The Very Old Man with Enormous Wings (short story) by Gabriel García Márquez

Yesterday I read The Very Old Man with Enormous Wings (short story) by Gabriel García Márquez and today I can’t stop thinking about it. It was written in 1955 and included in Leaf Storm (La Hojarasca), Márquez’s collection of short stories and a novella (also La Hojarasca) published in the same year. There’s no kindle edition of La Hojarasca, so I’ll have to wait a few days to continue that feast.

While I’m waiting, here are some thoughts on The Very Old Man with Enormous Wings. The plot is rife with Márquez’s masterful twists and turns, as he sets the surreal (a battered old man with enormous wings shows up on the beach) alongside the mundane (Pelayo and Elisenda’s child is ill, they think because of the stench of dead crabs–three-days of rain has brought on an army of them.) Characters are quirky; often with an all-too-human complexion (e.g.
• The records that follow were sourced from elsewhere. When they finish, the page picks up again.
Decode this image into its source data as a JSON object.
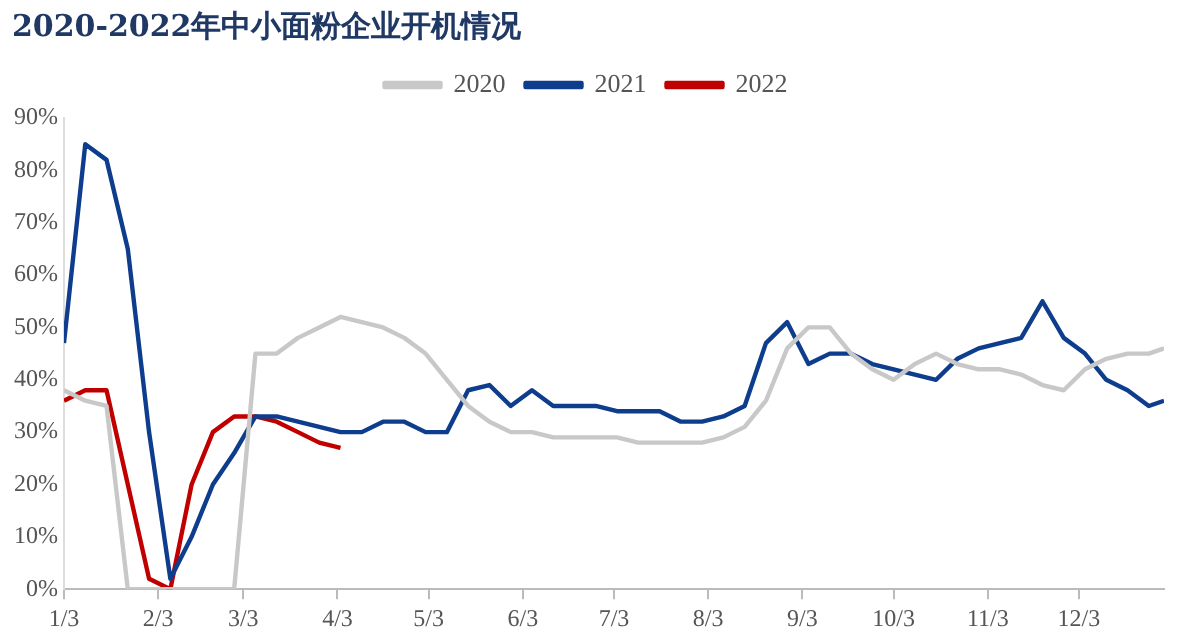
{
  "chart_data": {
    "type": "line",
    "title": "2020-2022年中小面粉企业开机情况",
    "x": [
      "--01-03",
      "--01-10",
      "--01-17",
      "--01-24",
      "--01-31",
      "--02-07",
      "--02-14",
      "--02-21",
      "--02-28",
      "--03-07",
      "--03-14",
      "--03-21",
      "--03-28",
      "--04-04",
      "--04-11",
      "--04-18",
      "--04-25",
      "--05-02",
      "--05-09",
      "--05-16",
      "--05-23",
      "--05-30",
      "--06-06",
      "--06-13",
      "--06-20",
      "--06-27",
      "--07-04",
      "--07-11",
      "--07-18",
      "--07-25",
      "--08-01",
      "--08-08",
      "--08-15",
      "--08-22",
      "--08-29",
      "--09-05",
      "--09-12",
      "--09-19",
      "--09-26",
      "--10-03",
      "--10-10",
      "--10-17",
      "--10-24",
      "--10-31",
      "--11-07",
      "--11-14",
      "--11-21",
      "--11-28",
      "--12-05",
      "--12-12",
      "--12-19",
      "--12-26",
      "--12-31"
    ],
    "series": [
      {
        "name": "2020",
        "color": "#c8c8c8",
        "values": [
          38,
          36,
          35,
          0,
          0,
          0,
          0,
          0,
          0,
          45,
          45,
          48,
          50,
          52,
          51,
          50,
          48,
          45,
          40,
          35,
          32,
          30,
          30,
          29,
          29,
          29,
          29,
          28,
          28,
          28,
          28,
          29,
          31,
          36,
          46,
          50,
          50,
          45,
          42,
          40,
          43,
          45,
          43,
          42,
          42,
          41,
          39,
          38,
          42,
          44,
          45,
          45,
          46
        ]
      },
      {
        "name": "2021",
        "color": "#0d3d8c",
        "values": [
          47,
          85,
          82,
          65,
          30,
          2,
          10,
          20,
          26,
          33,
          33,
          32,
          31,
          30,
          30,
          32,
          32,
          30,
          30,
          38,
          39,
          35,
          38,
          35,
          35,
          35,
          34,
          34,
          34,
          32,
          32,
          33,
          35,
          47,
          51,
          43,
          45,
          45,
          43,
          42,
          41,
          40,
          44,
          46,
          47,
          48,
          55,
          48,
          45,
          40,
          38,
          35,
          36
        ]
      },
      {
        "name": "2022",
        "color": "#c00000",
        "values": [
          36,
          38,
          38,
          20,
          2,
          0,
          20,
          30,
          33,
          33,
          32,
          30,
          28,
          27,
          null,
          null,
          null,
          null,
          null,
          null,
          null,
          null,
          null,
          null,
          null,
          null,
          null,
          null,
          null,
          null,
          null,
          null,
          null,
          null,
          null,
          null,
          null,
          null,
          null,
          null,
          null,
          null,
          null,
          null,
          null,
          null,
          null,
          null,
          null,
          null,
          null,
          null,
          null
        ]
      }
    ],
    "xlim": [
      "--01-03",
      "--12-31"
    ],
    "xticks": [
      {
        "value": "--01-03",
        "label": "1/3"
      },
      {
        "value": "--02-03",
        "label": "2/3"
      },
      {
        "value": "--03-03",
        "label": "3/3"
      },
      {
        "value": "--04-03",
        "label": "4/3"
      },
      {
        "value": "--05-03",
        "label": "5/3"
      },
      {
        "value": "--06-03",
        "label": "6/3"
      },
      {
        "value": "--07-03",
        "label": "7/3"
      },
      {
        "value": "--08-03",
        "label": "8/3"
      },
      {
        "value": "--09-03",
        "label": "9/3"
      },
      {
        "value": "--10-03",
        "label": "10/3"
      },
      {
        "value": "--11-03",
        "label": "11/3"
      },
      {
        "value": "--12-03",
        "label": "12/3"
      }
    ],
    "ylim": [
      0,
      90
    ],
    "yticks": [
      {
        "value": 0,
        "label": "0%"
      },
      {
        "value": 10,
        "label": "10%"
      },
      {
        "value": 20,
        "label": "20%"
      },
      {
        "value": 30,
        "label": "30%"
      },
      {
        "value": 40,
        "label": "40%"
      },
      {
        "value": 50,
        "label": "50%"
      },
      {
        "value": 60,
        "label": "60%"
      },
      {
        "value": 70,
        "label": "70%"
      },
      {
        "value": 80,
        "label": "80%"
      },
      {
        "value": 90,
        "label": "90%"
      }
    ],
    "grid": false,
    "legend": "top",
    "marker": "none",
    "line_style": "solid"
  }
}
Elisenda tires of visitors marching through her chicken coop to see the old man and begins charging a nickel for the experience, a decision that nets her a fortune). Marquez pokes fun at institutions (Father Gonzaga can’t determine on his own if the old man is an angel, and so appeals to Rome. The Vatican swamps him with requests for further information can he speak Latin?) and at human failings (towns people abandon this freak show and rush to another when a woman who disobeyed her parents as a child turns into a tarantula.

Márquez’s colorful, masterful, prose, which seems to translate beautifully (Gregory Rabassa translated the version I read), plays in my head with marvelous imagery and tantalizing teasing. There’s a joyful exuberance in Márquez’s world, and it bursts into the worlds of his stories. Visiting these worlds is one of my most cherished literary joys.